Route optimization on serving endpoints
This article describes how to enable route optimization on your model serving endpoints. Route optimized serving endpoints dramatically lower overhead latency and allow for substantial improvements in the throughput supported by your endpoint.
Route-optimized endpoints are queried differently from non-route-optimized endpoints, including using a different URL and authentication using OAuth tokens. See Query route-optimized serving endpoints for details.
What is route optimization?
When you enable route optimization on an endpoint, Databricks Model Serving improves the network path for inference requests, resulting in faster, more direct communication between your client and the model. This optimized routing unlocks higher queries per second (QPS) compared to non-optimized endpoints and provides more stable and lower latencies for your applications.
Requirements
- Route optimization on model serving endpoints have the same requirements as non-route-optimized model serving endpoints.
Enable route optimization on a model serving endpoint
- Serving UI
- REST API
- Python
- Databricks SDK
You can enable route optimization when you create a model serving endpoint using the Serving UI. You can only enable route optimization during endpoint creation, you can not update existing endpoints to be route optimized.
- In the sidebar, click Serving to display the Serving UI.
- Click Create serving endpoint.
- In the Route optimization section, select Enable route optimization.
- After your endpoint is created, Databricks sends you a notification about what is needed to query a route optimized endpoint.

To configure your serving endpoint for route optimization using the REST API, specify the route_optimized parameter during model serving endpoint creation.

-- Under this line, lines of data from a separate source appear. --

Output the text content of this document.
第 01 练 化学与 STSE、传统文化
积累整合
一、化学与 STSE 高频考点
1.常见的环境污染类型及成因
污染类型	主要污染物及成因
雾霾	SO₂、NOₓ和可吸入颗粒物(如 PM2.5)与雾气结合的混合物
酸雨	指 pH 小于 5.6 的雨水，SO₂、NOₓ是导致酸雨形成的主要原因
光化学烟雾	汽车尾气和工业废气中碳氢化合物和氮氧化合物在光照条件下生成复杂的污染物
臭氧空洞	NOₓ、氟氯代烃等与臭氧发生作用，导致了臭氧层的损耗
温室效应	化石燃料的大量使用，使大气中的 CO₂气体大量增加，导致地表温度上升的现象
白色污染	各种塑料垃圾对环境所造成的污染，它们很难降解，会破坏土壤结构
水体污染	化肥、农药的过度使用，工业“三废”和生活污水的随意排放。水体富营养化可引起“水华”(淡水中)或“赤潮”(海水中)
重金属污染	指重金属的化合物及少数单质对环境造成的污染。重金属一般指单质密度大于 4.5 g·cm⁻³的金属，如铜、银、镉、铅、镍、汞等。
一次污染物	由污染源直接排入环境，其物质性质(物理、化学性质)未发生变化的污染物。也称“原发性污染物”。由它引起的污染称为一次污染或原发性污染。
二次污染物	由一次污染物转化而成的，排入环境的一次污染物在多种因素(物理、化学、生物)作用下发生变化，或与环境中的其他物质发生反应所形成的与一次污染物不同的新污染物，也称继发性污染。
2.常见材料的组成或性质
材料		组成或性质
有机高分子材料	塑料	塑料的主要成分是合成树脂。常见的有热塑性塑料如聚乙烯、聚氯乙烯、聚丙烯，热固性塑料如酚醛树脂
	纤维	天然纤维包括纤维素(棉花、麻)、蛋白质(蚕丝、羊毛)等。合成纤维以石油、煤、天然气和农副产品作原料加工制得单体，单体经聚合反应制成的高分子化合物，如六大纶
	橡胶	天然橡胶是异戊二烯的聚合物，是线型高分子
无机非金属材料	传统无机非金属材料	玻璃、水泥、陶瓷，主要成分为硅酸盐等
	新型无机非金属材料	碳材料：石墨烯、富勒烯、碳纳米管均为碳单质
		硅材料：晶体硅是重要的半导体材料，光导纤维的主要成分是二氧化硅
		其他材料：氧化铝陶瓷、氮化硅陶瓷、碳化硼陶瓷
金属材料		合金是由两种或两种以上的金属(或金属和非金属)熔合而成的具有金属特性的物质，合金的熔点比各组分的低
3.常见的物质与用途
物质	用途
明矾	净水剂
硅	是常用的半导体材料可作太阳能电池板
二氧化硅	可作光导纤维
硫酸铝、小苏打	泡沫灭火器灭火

You can only specify this parameter during endpoint creation, you can not update existing endpoints to be route optimized.
POST /api/2.0/serving-endpoints
{
"name": "my-endpoint",
"config":
{
"served_entities":
[{
"entity_name": "ads1",
"entity_version": "1",
"workload_type": "CPU",
"workload_size": "Small",
"scale_to_zero_enabled": true,
}],
},
"route_optimized": true
}
If you use Python, you can use the following notebook to create a route optimized serving endpoint.
Create a route optimized serving endpoint using Python notebook
To configure your serving endpoint for route optimization using the Databricks SDK, specify the route_optimized parameter during model serving endpoint creation. You can only specify this parameter during endpoint creation, you can not update existing endpoints to be route optimized.
from databricks.sdk import WorkspaceClient
from databricks.sdk.service.serving import EndpointCoreConfigInput, ServedEntityInput
workspace = WorkspaceClient()
workspace.serving_endpoints.create(
name="my-serving-endpoint",
config = EndpointCoreConfigInput(
served_entities=[
ServedEntityInput(
entity_name="main.default.my-served-entity",
scale_to_zero_enabled=True,
workload_size="Small"
)
]
),
route_optimized=True
)
Limitations
- Route optimization is only available for custom model serving endpoints. Serving endpoints that use Foundation Model APIs or external models are not supported.
- Databricks in-house OAuth tokens are the only supported authentication for route optimization. Personal access tokens are not supported.